Когда гимназист Мартин Хаберланд умер в возрасте семнадцати лет от воспаления легких, все с большим сожалением заговорили о нем и его многочисленных талантах, а также о том, как он был несчастлив — умер, не успев извлечь из талантов ни успеха, ни процентов с доходов, ни чистого капитала.
И это была правда, смерть красивого одаренного юноши очень огорчила и меня, и я с некоторым сожалением подумал: как невероятно много сосредоточено в мире таланта, если природа им так разбрасывается! Но природе все равно, что мы о ней думаем, а что касается таланта, то его и в самом деле имеется в таком избытке, что у наших художников скоро будут одни только коллеги и не будет зрителей.
С другой стороны, я не могу не сожалеть о смерти юноши в том смысле, что ему самому был нанесен огромный ущерб и он был лишен всего самого лучшего и прекрасного, что было предначертано только ему.
Кто был счастлив и здоров в семнадцать лет и у кого были хорошие родители, тот уже в большинстве случаев прожил лучшую часть своей жизни, и если его жизнь закончилась так рано и от недостатка великой скорби и ярких впечатлений и дикого образа жизни не стала частью симфонии Бетховена, то она, может быть, станет еще камерной музыкой Гайдна, а ведь такого про многие человеческие жизни не скажешь.
В случае Хаберланда я в этом абсолютно уверен.

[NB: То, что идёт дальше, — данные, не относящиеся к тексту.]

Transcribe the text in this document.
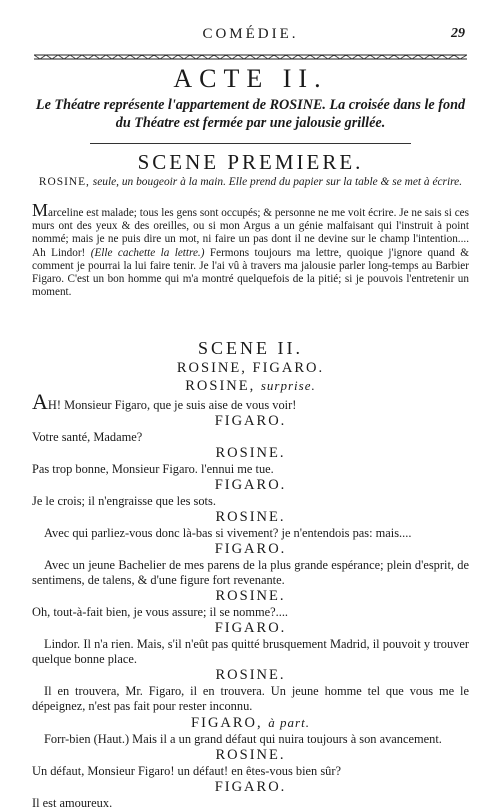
COMÉDIE.	29
ACTE II.
Le Théatre représente l'appartement de ROSINE. La croisée dans le fond du Théatre est fermée par une jalousie grillée.
SCENE PREMIERE.
ROSINE, seule, un bougeoir à la main. Elle prend du papier sur la table & se met à écrire.
Marceline est malade; tous les gens sont occupés; & personne ne me voit écrire. Je ne sais si ces murs ont des yeux & des oreilles, ou si mon Argus a un génie malfaisant qui l'instruit à point nommé; mais je ne puis dire un mot, ni faire un pas dont il ne devine sur le champ l'intention.... Ah Lindor! (Elle cachette la lettre.) Fermons toujours ma lettre, quoique j'ignore quand & comment je pourrai la lui faire tenir. Je l'ai vû à travers ma jalousie parler long-temps au Barbier Figaro. C'est un bon homme qui m'a montré quelquefois de la pitié; si je pouvois l'entretenir un moment.
SCENE II.
ROSINE, FIGARO.
ROSINE, surprise.
AH! Monsieur Figaro, que je suis aise de vous voir!
FIGARO.
Votre santé, Madame?
ROSINE.
Pas trop bonne, Monsieur Figaro. l'ennui me tue.
FIGARO.
Je le crois; il n'engraisse que les sots.
ROSINE.
Avec qui parliez-vous donc là-bas si vivement? je n'entendois pas: mais....
FIGARO.
Avec un jeune Bachelier de mes parens de la plus grande espérance; plein d'esprit, de sentimens, de talens, & d'une figure fort revenante.
ROSINE.
Oh, tout-à-fait bien, je vous assure; il se nomme?....
FIGARO.
Lindor. Il n'a rien. Mais, s'il n'eût pas quitté brusquement Madrid, il pouvoit y trouver quelque bonne place.
ROSINE.
Il en trouvera, Mr. Figaro, il en trouvera. Un jeune homme tel que vous me le dépeignez, n'est pas fait pour rester inconnu.
FIGARO, à part.
Forr-bien (Haut.) Mais il a un grand défaut qui nuira toujours à son avancement.
ROSINE.
Un défaut, Monsieur Figaro! un défaut! en êtes-vous bien sûr?
FIGARO.
Il est amoureux.
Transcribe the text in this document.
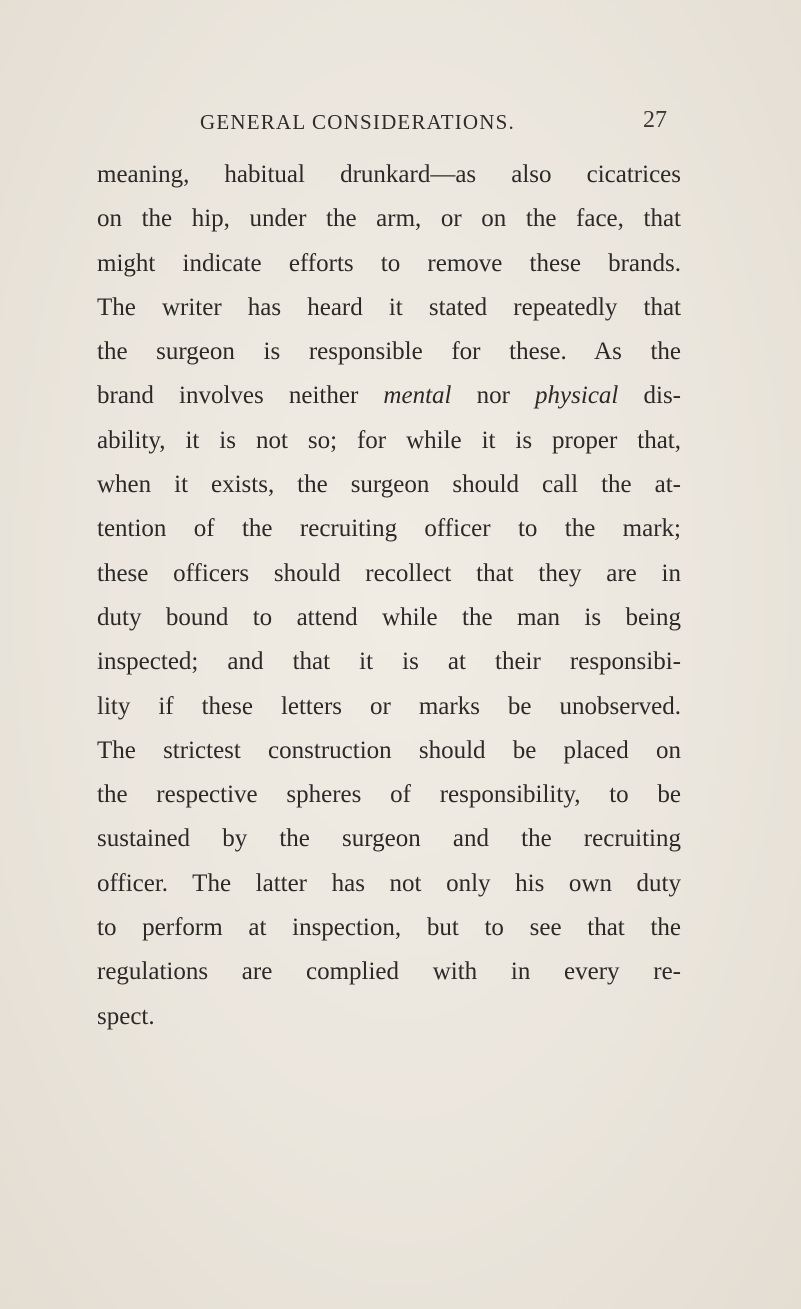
GENERAL CONSIDERATIONS.	27
meaning, habitual drunkard—as also cicatrices
on the hip, under the arm, or on the face, that
might indicate efforts to remove these brands.
The writer has heard it stated repeatedly that
the surgeon is responsible for these. As the
brand involves neither mental nor physical dis-
ability, it is not so; for while it is proper that,
when it exists, the surgeon should call the at-
tention of the recruiting officer to the mark;
these officers should recollect that they are in
duty bound to attend while the man is being
inspected; and that it is at their responsibi-
lity if these letters or marks be unobserved.
The strictest construction should be placed on
the respective spheres of responsibility, to be
sustained by the surgeon and the recruiting
officer. The latter has not only his own duty
to perform at inspection, but to see that the
regulations are complied with in every re-
spect.
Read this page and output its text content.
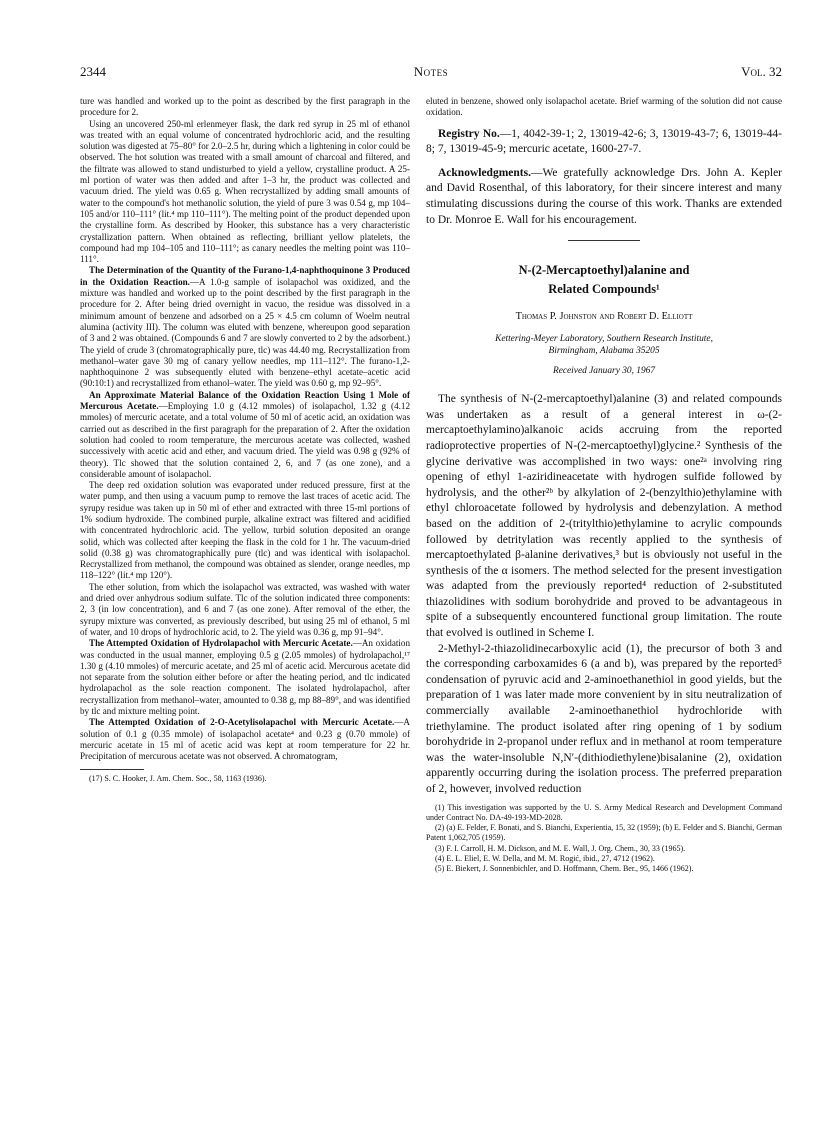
2344	Notes	Vol. 32

ture was handled and worked up to the point as described by the first paragraph in the procedure for 2.

Using an uncovered 250-ml erlenmeyer flask, the dark red syrup in 25 ml of ethanol was treated with an equal volume of concentrated hydrochloric acid, and the resulting solution was digested at 75–80° for 2.0–2.5 hr, during which a lightening in color could be observed. The hot solution was treated with a small amount of charcoal and filtered, and the filtrate was allowed to stand undisturbed to yield a yellow, crystalline product. A 25-ml portion of water was then added and after 1–3 hr, the product was collected and vacuum dried. The yield was 0.65 g. When recrystallized by adding small amounts of water to the compound's hot methanolic solution, the yield of pure 3 was 0.54 g, mp 104–105 and/or 110–111° (lit.⁴ mp 110–111°). The melting point of the product depended upon the crystalline form. As described by Hooker, this substance has a very characteristic crystallization pattern. When obtained as reflecting, brilliant yellow platelets, the compound had mp 104–105 and 110–111°; as canary needles the melting point was 110–111°.

The Determination of the Quantity of the Furano-1,4-naphthoquinone 3 Produced in the Oxidation Reaction.—A 1.0-g sample of isolapachol was oxidized, and the mixture was handled and worked up to the point described by the first paragraph in the procedure for 2. After being dried overnight in vacuo, the residue was dissolved in a minimum amount of benzene and adsorbed on a 25 × 4.5 cm column of Woelm neutral alumina (activity III). The column was eluted with benzene, whereupon good separation of 3 and 2 was obtained. (Compounds 6 and 7 are slowly converted to 2 by the adsorbent.) The yield of crude 3 (chromatographically pure, tlc) was 44.40 mg. Recrystallization from methanol–water gave 30 mg of canary yellow needles, mp 111–112°. The furano-1,2-naphthoquinone 2 was subsequently eluted with benzene–ethyl acetate–acetic acid (90:10:1) and recrystallized from ethanol–water. The yield was 0.60 g, mp 92–95°.

An Approximate Material Balance of the Oxidation Reaction Using 1 Mole of Mercurous Acetate.—Employing 1.0 g (4.12 mmoles) of isolapachol, 1.32 g (4.12 mmoles) of mercuric acetate, and a total volume of 50 ml of acetic acid, an oxidation was carried out as described in the first paragraph for the preparation of 2. After the oxidation solution had cooled to room temperature, the mercurous acetate was collected, washed successively with acetic acid and ether, and vacuum dried. The yield was 0.98 g (92% of theory). Tlc showed that the solution contained 2, 6, and 7 (as one zone), and a considerable amount of isolapachol.

The deep red oxidation solution was evaporated under reduced pressure, first at the water pump, and then using a vacuum pump to remove the last traces of acetic acid. The syrupy residue was taken up in 50 ml of ether and extracted with three 15-ml portions of 1% sodium hydroxide. The combined purple, alkaline extract was filtered and acidified with concentrated hydrochloric acid. The yellow, turbid solution deposited an orange solid, which was collected after keeping the flask in the cold for 1 hr. The vacuum-dried solid (0.38 g) was chromatographically pure (tlc) and was identical with isolapachol. Recrystallized from methanol, the compound was obtained as slender, orange needles, mp 118–122° (lit.⁴ mp 120°).

The ether solution, from which the isolapachol was extracted, was washed with water and dried over anhydrous sodium sulfate. Tlc of the solution indicated three components: 2, 3 (in low concentration), and 6 and 7 (as one zone). After removal of the ether, the syrupy mixture was converted, as previously described, but using 25 ml of ethanol, 5 ml of water, and 10 drops of hydrochloric acid, to 2. The yield was 0.36 g, mp 91–94°.

The Attempted Oxidation of Hydrolapachol with Mercuric Acetate.—An oxidation was conducted in the usual manner, employing 0.5 g (2.05 mmoles) of hydrolapachol,¹⁷ 1.30 g (4.10 mmoles) of mercuric acetate, and 25 ml of acetic acid. Mercurous acetate did not separate from the solution either before or after the heating period, and tlc indicated hydrolapachol as the sole reaction component. The isolated hydrolapachol, after recrystallization from methanol–water, amounted to 0.38 g, mp 88–89°, and was identified by tlc and mixture melting point.

The Attempted Oxidation of 2-O-Acetylisolapachol with Mercuric Acetate.—A solution of 0.1 g (0.35 mmole) of isolapachol acetate⁴ and 0.23 g (0.70 mmole) of mercuric acetate in 15 ml of acetic acid was kept at room temperature for 22 hr. Precipitation of mercurous acetate was not observed. A chromatogram,

(17) S. C. Hooker, J. Am. Chem. Soc., 58, 1163 (1936).

eluted in benzene, showed only isolapachol acetate. Brief warming of the solution did not cause oxidation.

Registry No.—1, 4042-39-1; 2, 13019-42-6; 3, 13019-43-7; 6, 13019-44-8; 7, 13019-45-9; mercuric acetate, 1600-27-7.

Acknowledgments.—We gratefully acknowledge Drs. John A. Kepler and David Rosenthal, of this laboratory, for their sincere interest and many stimulating discussions during the course of this work. Thanks are extended to Dr. Monroe E. Wall for his encouragement.

N-(2-Mercaptoethyl)alanine and
Related Compounds¹

Thomas P. Johnston and Robert D. Elliott

Kettering-Meyer Laboratory, Southern Research Institute,
Birmingham, Alabama 35205

Received January 30, 1967

The synthesis of N-(2-mercaptoethyl)alanine (3) and related compounds was undertaken as a result of a general interest in ω-(2-mercaptoethylamino)alkanoic acids accruing from the reported radioprotective properties of N-(2-mercaptoethyl)glycine.² Synthesis of the glycine derivative was accomplished in two ways: one²ᵃ involving ring opening of ethyl 1-aziridineacetate with hydrogen sulfide followed by hydrolysis, and the other²ᵇ by alkylation of 2-(benzylthio)ethylamine with ethyl chloroacetate followed by hydrolysis and debenzylation. A method based on the addition of 2-(tritylthio)ethylamine to acrylic compounds followed by detritylation was recently applied to the synthesis of mercaptoethylated β-alanine derivatives,³ but is obviously not useful in the synthesis of the α isomers. The method selected for the present investigation was adapted from the previously reported⁴ reduction of 2-substituted thiazolidines with sodium borohydride and proved to be advantageous in spite of a subsequently encountered functional group limitation. The route that evolved is outlined in Scheme I.

2-Methyl-2-thiazolidinecarboxylic acid (1), the precursor of both 3 and the corresponding carboxamides 6 (a and b), was prepared by the reported⁵ condensation of pyruvic acid and 2-aminoethanethiol in good yields, but the preparation of 1 was later made more convenient by in situ neutralization of commercially available 2-aminoethanethiol hydrochloride with triethylamine. The product isolated after ring opening of 1 by sodium borohydride in 2-propanol under reflux and in methanol at room temperature was the water-insoluble N,N′-(dithiodiethylene)bisalanine (2), oxidation apparently occurring during the isolation process. The preferred preparation of 2, however, involved reduction

(1) This investigation was supported by the U. S. Army Medical Research and Development Command under Contract No. DA-49-193-MD-2028.

(2) (a) E. Felder, F. Bonati, and S. Bianchi, Experientia, 15, 32 (1959); (b) E. Felder and S. Bianchi, German Patent 1,062,705 (1959).

(3) F. I. Carroll, H. M. Dickson, and M. E. Wall, J. Org. Chem., 30, 33 (1965).

(4) E. L. Eliel, E. W. Della, and M. M. Rogić, ibid., 27, 4712 (1962).

(5) E. Biekert, J. Sonnenbichler, and D. Hoffmann, Chem. Ber., 95, 1466 (1962).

Молодой человек действительно пережил самые прекрасные моменты, какие ему было суждено пережить; он уловил несколько тактов неземной музыки, так его смерть стала неизбежной, потому что никакая жизнь не может быть после этого ничем другим, кроме как диссонансом. А то, что ученик пережил свое счастье во сне, вовсе не умаляет ценности этого, потому что многие люди проживают сны ярче, чем жизнь.
На второй день болезни, за три дня до смерти, гимназист при начавшейся лихорадке увидел следующий сон.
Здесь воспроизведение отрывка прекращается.